Article ID: | iaor20051354 |
Country: | Netherlands |
Volume: | 153 |
Issue: | 1 |
Start Page Number: | 65 |
End Page Number: | 79 |
Publication Date: | Feb 2004 |
Journal: | European Journal of Operational Research |
Authors: | Pato M.V., Carrasco M.P. |
Keywords: | heuristics, neural networks |
This study explores the application of neural network-based heuristics to the class/teacher timetabling problem (CTTP). The paper begins by presenting the problem characteristics in terms of hard and soft constraints and proposing a formulation for the energy function required to map the issue within the artificial neural network model.
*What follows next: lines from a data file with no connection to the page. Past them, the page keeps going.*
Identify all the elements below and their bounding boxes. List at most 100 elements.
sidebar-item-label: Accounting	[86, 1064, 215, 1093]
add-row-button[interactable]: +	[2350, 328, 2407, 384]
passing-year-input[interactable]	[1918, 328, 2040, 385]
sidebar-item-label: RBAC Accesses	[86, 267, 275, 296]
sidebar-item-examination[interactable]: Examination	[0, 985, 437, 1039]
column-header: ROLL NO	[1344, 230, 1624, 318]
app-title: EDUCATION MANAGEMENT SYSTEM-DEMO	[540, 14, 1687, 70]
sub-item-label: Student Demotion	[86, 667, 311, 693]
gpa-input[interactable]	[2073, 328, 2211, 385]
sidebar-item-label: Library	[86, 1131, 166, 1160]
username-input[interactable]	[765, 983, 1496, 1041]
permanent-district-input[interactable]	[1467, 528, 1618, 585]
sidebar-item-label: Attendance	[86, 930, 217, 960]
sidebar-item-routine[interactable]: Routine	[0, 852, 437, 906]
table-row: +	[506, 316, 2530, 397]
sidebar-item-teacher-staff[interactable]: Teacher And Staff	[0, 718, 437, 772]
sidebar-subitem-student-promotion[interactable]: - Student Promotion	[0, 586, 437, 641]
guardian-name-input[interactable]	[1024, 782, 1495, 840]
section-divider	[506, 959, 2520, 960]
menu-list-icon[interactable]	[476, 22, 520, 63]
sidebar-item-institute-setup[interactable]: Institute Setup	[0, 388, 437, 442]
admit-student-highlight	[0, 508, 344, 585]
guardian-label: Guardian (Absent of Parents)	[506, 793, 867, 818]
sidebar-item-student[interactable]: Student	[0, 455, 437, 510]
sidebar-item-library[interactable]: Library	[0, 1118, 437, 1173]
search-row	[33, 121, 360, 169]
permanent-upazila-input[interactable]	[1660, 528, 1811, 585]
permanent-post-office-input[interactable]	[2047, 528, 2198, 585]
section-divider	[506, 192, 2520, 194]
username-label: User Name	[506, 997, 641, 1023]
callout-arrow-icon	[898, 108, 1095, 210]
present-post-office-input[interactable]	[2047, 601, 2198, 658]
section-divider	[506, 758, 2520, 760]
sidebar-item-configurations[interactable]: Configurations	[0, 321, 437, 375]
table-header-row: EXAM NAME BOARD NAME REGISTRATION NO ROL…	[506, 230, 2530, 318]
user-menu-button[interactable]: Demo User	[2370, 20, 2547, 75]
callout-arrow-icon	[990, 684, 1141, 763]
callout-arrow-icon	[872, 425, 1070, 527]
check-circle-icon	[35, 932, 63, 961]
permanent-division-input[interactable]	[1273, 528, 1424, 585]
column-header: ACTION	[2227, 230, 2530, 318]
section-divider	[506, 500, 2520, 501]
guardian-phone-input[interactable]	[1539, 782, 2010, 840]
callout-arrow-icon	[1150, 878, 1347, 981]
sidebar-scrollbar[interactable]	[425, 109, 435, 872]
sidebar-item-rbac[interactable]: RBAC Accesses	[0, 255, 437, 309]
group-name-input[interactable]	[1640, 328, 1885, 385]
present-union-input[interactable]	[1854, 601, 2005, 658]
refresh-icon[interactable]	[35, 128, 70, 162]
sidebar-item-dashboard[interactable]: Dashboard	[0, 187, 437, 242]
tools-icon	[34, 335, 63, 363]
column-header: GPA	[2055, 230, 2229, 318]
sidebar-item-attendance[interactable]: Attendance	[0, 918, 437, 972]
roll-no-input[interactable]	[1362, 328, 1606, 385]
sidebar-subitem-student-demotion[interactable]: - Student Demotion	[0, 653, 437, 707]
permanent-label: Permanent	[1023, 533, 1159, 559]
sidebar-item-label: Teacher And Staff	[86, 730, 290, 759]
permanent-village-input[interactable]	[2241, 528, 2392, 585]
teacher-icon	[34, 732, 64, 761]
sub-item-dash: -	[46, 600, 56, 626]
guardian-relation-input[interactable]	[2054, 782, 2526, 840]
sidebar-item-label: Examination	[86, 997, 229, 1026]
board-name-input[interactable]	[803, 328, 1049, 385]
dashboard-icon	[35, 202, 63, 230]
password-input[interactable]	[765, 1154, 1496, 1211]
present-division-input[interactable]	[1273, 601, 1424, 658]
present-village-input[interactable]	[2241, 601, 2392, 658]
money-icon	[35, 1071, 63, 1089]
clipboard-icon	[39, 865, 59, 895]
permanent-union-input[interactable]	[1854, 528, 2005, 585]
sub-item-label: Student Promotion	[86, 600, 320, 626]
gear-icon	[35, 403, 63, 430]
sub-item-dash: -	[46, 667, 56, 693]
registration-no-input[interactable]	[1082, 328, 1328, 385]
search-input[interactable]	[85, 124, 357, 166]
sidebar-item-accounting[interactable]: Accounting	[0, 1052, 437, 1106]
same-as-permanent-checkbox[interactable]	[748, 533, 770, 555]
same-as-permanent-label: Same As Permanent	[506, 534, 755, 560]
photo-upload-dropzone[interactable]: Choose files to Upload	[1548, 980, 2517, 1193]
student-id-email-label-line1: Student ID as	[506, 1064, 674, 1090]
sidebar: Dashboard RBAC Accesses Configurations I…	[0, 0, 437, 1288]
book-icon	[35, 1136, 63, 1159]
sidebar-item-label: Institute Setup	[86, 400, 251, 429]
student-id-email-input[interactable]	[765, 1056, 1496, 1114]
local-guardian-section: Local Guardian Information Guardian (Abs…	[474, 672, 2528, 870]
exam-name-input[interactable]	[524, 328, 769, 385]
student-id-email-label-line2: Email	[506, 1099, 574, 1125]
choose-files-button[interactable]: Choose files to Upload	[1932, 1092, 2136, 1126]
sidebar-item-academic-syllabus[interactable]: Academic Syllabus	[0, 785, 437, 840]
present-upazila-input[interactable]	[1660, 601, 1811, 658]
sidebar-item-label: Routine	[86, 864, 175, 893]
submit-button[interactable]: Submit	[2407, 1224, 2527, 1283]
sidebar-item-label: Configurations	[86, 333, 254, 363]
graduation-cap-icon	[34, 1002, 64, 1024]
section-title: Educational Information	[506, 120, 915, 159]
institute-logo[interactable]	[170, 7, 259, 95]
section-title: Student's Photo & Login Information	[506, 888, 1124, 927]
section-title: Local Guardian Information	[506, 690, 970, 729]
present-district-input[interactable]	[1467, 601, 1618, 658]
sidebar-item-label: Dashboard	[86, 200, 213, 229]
There follow two distinct approaches to simulating neural network evolution. The first uses a Potts mean-field annealing simulation based on continuous Potts neurons, which has obtained favorable results in various combinatorial optimization problems. Afterwards, a discrete neural network simulation, with discrete winner-takes-all neurons, is proposed. The paper concludes with a comparison of the computational results taken from the application of both heuristics to hard hypothetical and real CTTP instances. The experiment demonstrates that the discrete approach performs better, in terms of solution quality as well as execution time. By extending the comparison, the neural discrete solutions are also compared with those obtained from a multiobjective genetic algorithm, which is already being successfully used for this problem within a timetabling software application.